ЛИТЕРАТУРНЫЙ КЛУБ
АЛЛЫ НИКИТИНОЙ
Автор: Алла Никитина
Сидение на облупленном подоконнике было привычным для меня. И не всегда в наказание, и уж вовсе не наказанием. Я существовала не одна, был близнец. Он жил во мне. Мы ссорились с ним, потому что я хотела быть хорошей девочкой, а он ненавидел слово «нельзя» и все хотел делать наоборот, и, бывало, побеждал, а расплачивалась за его приключения – я. Я многого боялась. Страх, пожалуй, первое и главное чувство в те годы, которое удерживало меня на земле, как я понимаю. Но мой близнец как будто не знал этого чувства. И еще, как я догадалась позже, в вечерний майский час моего рождения укараулил нас маленький быстроногий Меркурий с крылышками на сандалиях, держал в поле своего луча с верхотуры космоса, и при любой возможности выдергивал из рутины и толкал перед собой. И это была свобода!

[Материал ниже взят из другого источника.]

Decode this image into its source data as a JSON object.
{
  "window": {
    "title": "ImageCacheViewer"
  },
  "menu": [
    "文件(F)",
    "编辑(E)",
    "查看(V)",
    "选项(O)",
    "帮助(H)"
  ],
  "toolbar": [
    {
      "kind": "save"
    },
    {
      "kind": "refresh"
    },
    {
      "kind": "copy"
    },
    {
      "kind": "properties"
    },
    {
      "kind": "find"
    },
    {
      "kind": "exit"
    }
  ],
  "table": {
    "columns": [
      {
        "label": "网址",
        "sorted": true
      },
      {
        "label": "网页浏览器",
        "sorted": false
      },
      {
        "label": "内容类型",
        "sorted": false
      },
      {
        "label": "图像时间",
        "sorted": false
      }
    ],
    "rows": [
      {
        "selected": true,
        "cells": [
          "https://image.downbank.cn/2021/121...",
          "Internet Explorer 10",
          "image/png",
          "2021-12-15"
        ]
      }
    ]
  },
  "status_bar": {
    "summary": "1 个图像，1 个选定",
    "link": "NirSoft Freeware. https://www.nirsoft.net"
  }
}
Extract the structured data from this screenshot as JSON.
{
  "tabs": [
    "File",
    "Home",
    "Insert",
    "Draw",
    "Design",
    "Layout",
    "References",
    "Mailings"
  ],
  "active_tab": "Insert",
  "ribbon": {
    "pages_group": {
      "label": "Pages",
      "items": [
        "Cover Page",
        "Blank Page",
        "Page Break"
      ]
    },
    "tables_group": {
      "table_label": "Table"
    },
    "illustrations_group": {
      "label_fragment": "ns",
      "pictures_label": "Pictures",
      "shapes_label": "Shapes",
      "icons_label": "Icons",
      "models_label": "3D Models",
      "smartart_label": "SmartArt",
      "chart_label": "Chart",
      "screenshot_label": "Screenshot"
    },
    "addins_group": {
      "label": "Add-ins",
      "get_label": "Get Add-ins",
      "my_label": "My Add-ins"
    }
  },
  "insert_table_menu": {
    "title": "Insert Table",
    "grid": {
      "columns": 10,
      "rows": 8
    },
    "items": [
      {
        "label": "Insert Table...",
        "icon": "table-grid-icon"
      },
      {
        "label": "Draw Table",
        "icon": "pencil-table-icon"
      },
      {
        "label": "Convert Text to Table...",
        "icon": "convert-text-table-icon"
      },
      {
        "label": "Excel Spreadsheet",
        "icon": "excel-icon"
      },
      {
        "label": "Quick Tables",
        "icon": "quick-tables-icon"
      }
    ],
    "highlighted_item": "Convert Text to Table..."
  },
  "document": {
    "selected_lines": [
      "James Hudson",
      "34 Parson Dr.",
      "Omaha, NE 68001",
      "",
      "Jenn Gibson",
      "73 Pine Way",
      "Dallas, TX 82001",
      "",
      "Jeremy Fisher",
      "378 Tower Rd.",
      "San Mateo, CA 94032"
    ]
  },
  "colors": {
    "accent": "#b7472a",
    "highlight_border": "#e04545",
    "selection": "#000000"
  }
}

Я так хотела на свободу. (И до сих пор хочу). И вырывалась. И всегда возвращалась, поджав хвост, защемленный в очередной ловушке желаний. Только потом я поняла, что свобода, это просто сладкое слово. Оно растворяется в реальной жизни, как сахар в воде, не оставив и крупицы намечтанного… Лучше — грезить на подоконнике. Над занавеской, которую и раздвигать иногда не хотелось — никого во дворе, один снег или грязь — плыли по синему-синему небу пышные, как сладкая вата, облака, меняя очертания, разрываясь, скручиваясь, налезая одно на другое. Сначала казалось, что свобода только там. Но потом я додумалась, что ведь и облаками кто-то управлял, кто-то их двигал, лепил, рассеивал и уничтожал. Значит, и там не было свободы. Они подчинялись ветру. И все-таки пожить, пусть в коротеньком временном отрезке, там, куда уведет тебя Меркурий, было большим счастьем. Зимой я, например, вдруг оказывалась в папортниковом лесу, серебристо-белом, а в лучшие моменты — подожженном всеми оттенками розового. Там были птицы с пушистыми павлиньими хвостами, перистые опахала, непроходимые заросли незнакомых мне растений. Бродить в этом лесу было невероятным счастьем, пока бабушка не объявится. Бабушка силой вырывала меня у сандалекрылого, спускала на кровать, укрывала одеялом, щупала лоб и обещала пожаловаться папе: «С такой температурой – и на подоконник?! Мороз двадцать градусов, ветер сумасшедший, хороший хозяин собаку не выпустит. А ты на окно! У тебя и так ангина!»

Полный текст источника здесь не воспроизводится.